Arriving in 1969, the first Mustang Boss was forged from a simple mandate by Ford management to the designers and engineers: Create a Mustang that would be unbeatable on SCCA race courses and local drag strips alike.
By then, Mustang sales success was assured thanks to its sporty nature. As a true high-performance icon, however, the car’s history had yet to be written. That changed when company leadership decided to pursue dominance in the popular SCCA Trans-Am road racing series. They chose to homologate their new NASCAR 429 engine using the Mustang, directing engineers to begin creating performance that would become legendary.
The result – Boss – spanned three engine configurations across two Mustang bodystyles, each of which remains a coveted classic among enthusiasts and collectors today.
With styling tweaked by newly arrived Ford designer Larry Shinoda, the new-for-1969 Boss 302 sported front and rear spoilers, a blacked-out hood treatment, and racy side stripes for a look that screamed performance.

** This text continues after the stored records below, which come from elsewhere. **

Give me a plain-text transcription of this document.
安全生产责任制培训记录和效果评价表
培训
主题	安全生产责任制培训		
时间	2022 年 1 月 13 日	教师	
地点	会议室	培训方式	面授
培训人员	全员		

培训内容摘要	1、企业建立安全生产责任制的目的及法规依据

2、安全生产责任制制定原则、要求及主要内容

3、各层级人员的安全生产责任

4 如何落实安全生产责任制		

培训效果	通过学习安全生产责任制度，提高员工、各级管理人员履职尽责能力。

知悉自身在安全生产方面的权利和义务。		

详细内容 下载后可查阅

Under the bodywork, the Boss 302 didn’t disappoint. Its engine combined a four-bolt main Windsor small-block with reworked heads from the then-new 351 Cleveland engine. A forged steel crankshaft, connecting rods and pistons rounded out the reciprocating assembly. The result was a free-breathing, high-revving powerplant making what Ford claimed was 290 gross horsepower – though actual output is estimated to be significantly higher.
Ford engineers also thoroughly massaged the Mustang’s suspension in an effort to meet then-boss Semon “Bunkie” Knudsen’s mandate to “build absolutely the best-handling street car available on the American market.” Stiffer springs and shocks, special sway-bar tuning, a stiffened chassis and wide tires led to the fastest Mustang ever to lap the Ford test track up to that point.
This car was auctioned off by Mecum Auctions on May 19, 2012 at Dana Mecum's 25th Original Spring Classic Auction, Indianapolis.